Willie McClain's family moved into the High Point public housing development in West Seattle, a bulge of land that juts into Puget Sound south of downtown Seattle. High Point had been built during World War II for defense industry workers. In 1960, as Willie remembers it, the vast majority of High Point's residents were black. The kids had a fairly idyllic life as long as they stayed within the projects—they played tetherball, basketball, and capture the flag on the playfield, rode their bikes down a steep dirt hill, and hunted for frogs in the wetlands.

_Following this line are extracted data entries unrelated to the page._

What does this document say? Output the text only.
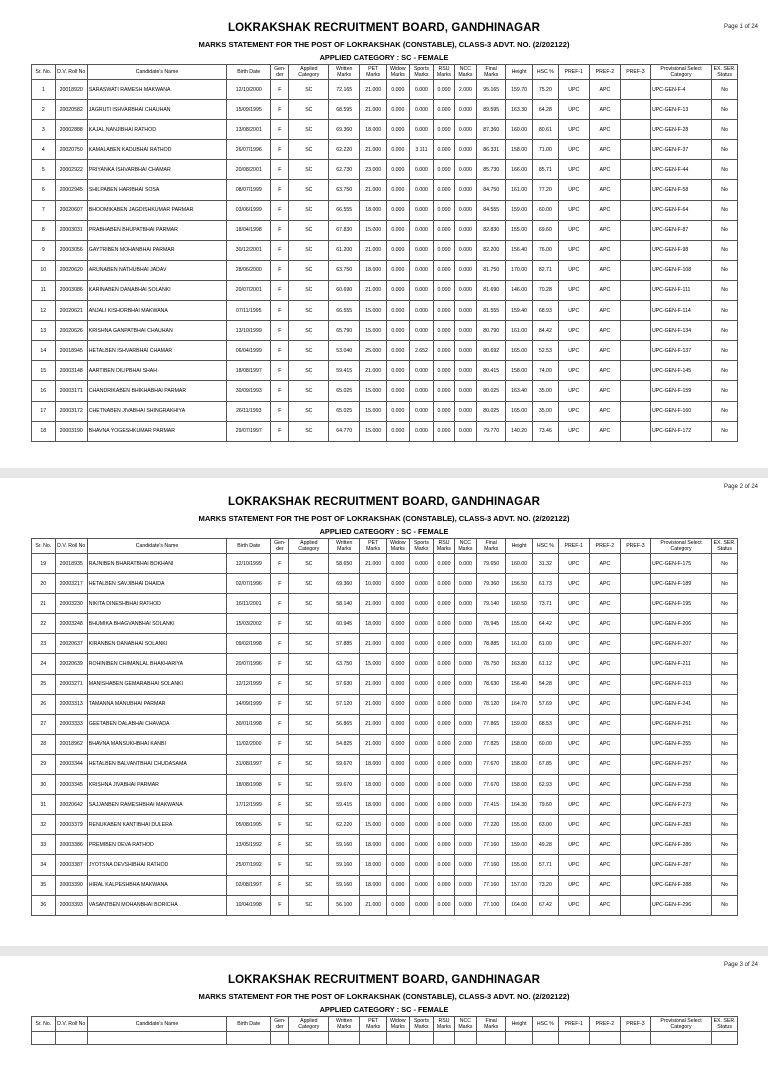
Page 1 of 24
LOKRAKSHAK RECRUITMENT BOARD, GANDHINAGAR
MARKS STATEMENT FOR THE POST OF LOKRAKSHAK (CONSTABLE), CLASS-3 ADVT. NO. (2/202122)
APPLIED CATEGORY : SC - FEMALE
Sr. No.	D.V. Roll No	Candidate's Name	Birth Date	Gen-der	Applied Category	Written Marks	PET Marks	Widow Marks	Sports Marks	RSU Marks	NCC Marks	Final Marks	Height	HSC %	PREF-1	PREF-2	PREF-3	Provisional Select Category	EX. SER. Status
1	20018920	SARASWATI RAMESH MAKWANA	12/10/2000	F	SC	72.165	21.000	0.000	0.000	0.000	2.000	95.165	159.70	75.20	UPC	APC		UPC-GEN-F-4	No
2	20020582	JAGRUTI ISHVARBHAI CHAUHAN	15/09/1995	F	SC	68.595	21.000	0.000	0.000	0.000	0.000	89.595	163.30	64.28	UPC	APC		UPC-GEN-F-13	No
3	20002888	KAJAL NANJIBHAI RATHOD	13/08/2001	F	SC	69.360	18.000	0.000	0.000	0.000	0.000	87.360	160.00	80.61	UPC	APC		UPC-GEN-F-28	No
4	20020750	KAMALABEN KADUBHAI RATHOD	26/07/1996	F	SC	62.220	21.000	0.000	3.111	0.000	0.000	86.331	158.00	71.00	UPC	APC		UPC-GEN-F-37	No
5	20002922	PRIYANKA ISHVARBHAI CHAMAR	20/08/2001	F	SC	62.730	23.000	0.000	0.000	0.000	0.000	85.730	166.00	85.71	UPC	APC		UPC-GEN-F-44	No
6	20002945	SHILPABEN HARIBHAI SOSA	08/07/1999	F	SC	63.750	21.000	0.000	0.000	0.000	0.000	84.750	161.00	77.20	UPC	APC		UPC-GEN-F-58	No
7	20020607	BHOOMIKABEN JAGDISHKUMAR PARMAR	03/06/1999	F	SC	66.555	18.000	0.000	0.000	0.000	0.000	84.555	159.00	60.00	UPC	APC		UPC-GEN-F-64	No
8	20003031	PRABHABEN BHUPATBHAI PARMAR	18/04/1998	F	SC	67.830	15.000	0.000	0.000	0.000	0.000	82.830	155.00	69.60	UPC	APC		UPC-GEN-F-87	No
9	20003056	GAYTRIBEN MOHANBHAI PARMAR	30/12/2001	F	SC	61.200	21.000	0.000	0.000	0.000	0.000	82.200	156.40	76.00	UPC	APC		UPC-GEN-F-98	No
10	20020620	ARUNABEN NATHUBHAI JADAV	28/06/2000	F	SC	63.750	18.000	0.000	0.000	0.000	0.000	81.750	170.00	82.71	UPC	APC		UPC-GEN-F-108	No
11	20003086	KARINABEN DANABHAI SOLANKI	20/07/2001	F	SC	60.690	21.000	0.000	0.000	0.000	0.000	81.690	146.00	70.28	UPC	APC		UPC-GEN-F-111	No
12	20020621	ANJALI KISHORBHAI MAKWANA	07/11/1995	F	SC	66.555	15.000	0.000	0.000	0.000	0.000	81.555	159.40	68.93	UPC	APC		UPC-GEN-F-114	No
13	20020626	KRISHNA GANPATBHAI CHAUHAN	13/10/1999	F	SC	65.790	15.000	0.000	0.000	0.000	0.000	80.790	161.00	84.42	UPC	APC		UPC-GEN-F-134	No
14	20018945	HETALBEN ISHVARBHAI CHAMAR	06/04/1999	F	SC	53.040	25.000	0.000	2.652	0.000	0.000	80.692	165.00	52.53	UPC	APC		UPC-GEN-F-137	No
15	20003148	AARTIBEN DILIPBHAI SHAH	18/08/1997	F	SC	59.415	21.000	0.000	0.000	0.000	0.000	80.415	158.00	74.00	UPC	APC		UPC-GEN-F-145	No
16	20003171	CHANDRIKABEN BHIKHABHAI PARMAR	30/09/1993	F	SC	65.025	15.000	0.000	0.000	0.000	0.000	80.025	163.40	35.00	UPC	APC		UPC-GEN-F-159	No
17	20003172	CHETNABEN JIVABHAI SHINGRAKHIYA	26/11/1993	F	SC	65.025	15.000	0.000	0.000	0.000	0.000	80.025	165.00	35.00	UPC	APC		UPC-GEN-F-160	No
18	20003190	BHAVNA YOGESHKUMAR PARMAR	29/07/1997	F	SC	64.770	15.000	0.000	0.000	0.000	0.000	79.770	140.20	73.46	UPC	APC		UPC-GEN-F-172	No
Page 2 of 24
LOKRAKSHAK RECRUITMENT BOARD, GANDHINAGAR
MARKS STATEMENT FOR THE POST OF LOKRAKSHAK (CONSTABLE), CLASS-3 ADVT. NO. (2/202122)
APPLIED CATEGORY : SC - FEMALE
Sr. No.	D.V. Roll No	Candidate's Name	Birth Date	Gen-der	Applied Category	Written Marks	PET Marks	Widow Marks	Sports Marks	RSU Marks	NCC Marks	Final Marks	Height	HSC %	PREF-1	PREF-2	PREF-3	Provisional Select Category	EX. SER. Status
19	20018935	RAJNIBEN BHARATBHAI BOKHANI	12/10/1999	F	SC	58.650	21.000	0.000	0.000	0.000	0.000	79.650	160.00	31.32	UPC	APC		UPC-GEN-F-175	No
20	20003217	HETALBEN SAVJIBHAI DHAIDA	02/07/1996	F	SC	69.360	10.000	0.000	0.000	0.000	0.000	79.360	156.50	61.73	UPC	APC		UPC-GEN-F-189	No
21	20003230	NIKITA DINESHBHAI RATHOD	16/11/2001	F	SC	58.140	21.000	0.000	0.000	0.000	0.000	79.140	160.50	73.71	UPC	APC		UPC-GEN-F-195	No
22	20003248	BHUMIKA BHAGVANBHAI SOLANKI	15/03/2002	F	SC	60.945	18.000	0.000	0.000	0.000	0.000	78.945	155.00	64.42	UPC	APC		UPC-GEN-F-206	No
23	20020637	KIRANBEN DANABHAI SOLANKI	09/02/1998	F	SC	57.885	21.000	0.000	0.000	0.000	0.000	78.885	161.00	61.00	UPC	APC		UPC-GEN-F-207	No
24	20020639	ROHINIBEN CHIMANLAL BHAKHARIYA	20/07/1996	F	SC	63.750	15.000	0.000	0.000	0.000	0.000	78.750	163.80	61.12	UPC	APC		UPC-GEN-F-211	No
25	20003271	MANISHABEN GEMARABHAI SOLANKI	12/12/1999	F	SC	57.630	21.000	0.000	0.000	0.000	0.000	78.630	156.40	54.28	UPC	APC		UPC-GEN-F-213	No
26	20003313	TAMANNA MANUBHAI PARMAR	14/09/1999	F	SC	57.120	21.000	0.000	0.000	0.000	0.000	78.120	164.70	57.69	UPC	APC		UPC-GEN-F-241	No
27	20003333	GEETABEN DALABHAI CHAVADA	30/01/1998	F	SC	56.865	21.000	0.000	0.000	0.000	0.000	77.865	159.00	68.53	UPC	APC		UPC-GEN-F-251	No
28	20018962	BHAVNA MANSUKHBHAI KANBI	11/02/2000	F	SC	54.825	21.000	0.000	0.000	0.000	2.000	77.825	158.00	60.00	UPC	APC		UPC-GEN-F-255	No
29	20003344	HETALBEN BALVANTBHAI CHUDASAMA	31/08/1997	F	SC	59.670	18.000	0.000	0.000	0.000	0.000	77.670	158.00	67.85	UPC	APC		UPC-GEN-F-257	No
30	20003345	KRISHNA JIVABHAI PARMAR	18/08/1998	F	SC	59.670	18.000	0.000	0.000	0.000	0.000	77.670	158.00	62.93	UPC	APC		UPC-GEN-F-258	No
31	20020642	SAJJANBEN RAMESHBHAI MAKWANA	17/12/1999	F	SC	59.415	18.000	0.000	0.000	0.000	0.000	77.415	164.30	79.60	UPC	APC		UPC-GEN-F-273	No
32	20003379	RENUKABEN KANTIBHAI DULERA	05/08/1995	F	SC	62.220	15.000	0.000	0.000	0.000	0.000	77.220	155.00	63.00	UPC	APC		UPC-GEN-F-283	No
33	20003386	PREMIBEN DEVA RATHOD	13/05/1992	F	SC	59.160	18.000	0.000	0.000	0.000	0.000	77.160	159.00	49.28	UPC	APC		UPC-GEN-F-286	No
34	20003387	JYOTSNA DEVSHIBHAI RATHOD	25/07/1992	F	SC	59.160	18.000	0.000	0.000	0.000	0.000	77.160	155.00	57.71	UPC	APC		UPC-GEN-F-287	No
35	20003390	HIRAL KALPESHBHA MAKWANA	02/08/1997	F	SC	59.160	18.000	0.000	0.000	0.000	0.000	77.160	157.00	73.20	UPC	APC		UPC-GEN-F-288	No
36	20003393	VASANTBEN MOHANBHAI BORICHA	10/04/1998	F	SC	56.100	21.000	0.000	0.000	0.000	0.000	77.100	164.00	67.42	UPC	APC		UPC-GEN-F-296	No
Page 3 of 24
LOKRAKSHAK RECRUITMENT BOARD, GANDHINAGAR
MARKS STATEMENT FOR THE POST OF LOKRAKSHAK (CONSTABLE), CLASS-3 ADVT. NO. (2/202122)
APPLIED CATEGORY : SC - FEMALE
Sr. No.	D.V. Roll No	Candidate's Name	Birth Date	Gen-der	Applied Category	Written Marks	PET Marks	Widow Marks	Sports Marks	RSU Marks	NCC Marks	Final Marks	Height	HSC %	PREF-1	PREF-2	PREF-3	Provisional Select Category	EX. SER. Status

If they ventured from the development, though, it was different. McClain remembers walking down the street with his friends and white people yelling at them, “Go back to the projects!” and “You're in the wrong part of town!” When the kids tried to walk to a big public park nearby, the police stopped them and told them to go back to High Point. “In Gulfport, you were liable to get hit, shot, killed, and disappeared,” McClain says. “Here, I guess you could say it was open and blatant, but not life-threatening. It was more of a threat: ‘You better get yourself back up there before we do something to you.' ”

In November 1961, Martin Luther King Jr., then only thirty-two years old, made his only visit to Seattle. Thousands of people came out to the University of Washington, a downtown auditorium, and Garfield High School in the Central Area, where he gave speeches calling for an end to segregation. Carrying on the intellectual tradition established by Du Bois, King pressed for the full legal, economic, and social integration of blacks into American society. In New York, Malcolm X represented another prong of the movement. He led the Nation of Islam's Mosque No. 7 in Harlem and used his position to deliver blistering indictments of white treatment of blacks in America. Picking up on the strand of black intellectual thought that flowed from Booker T. Washington through Marcus Garvey, who led a Harlem-based movement in the 1910s that called for blacks to repatriate to Africa, Malcolm X advocated the establishment of a separate homeland in the South for African Americans. In probably his most famous quote, he insisted that blacks should achieve freedom “by any means necessary.” At the same time, King and Malcolm X, though very different in philosophy, worked somewhat in tandem. “If the white people realize what the alternative is,” Malcolm said, “perhaps they will be more willing to hear Dr. King.”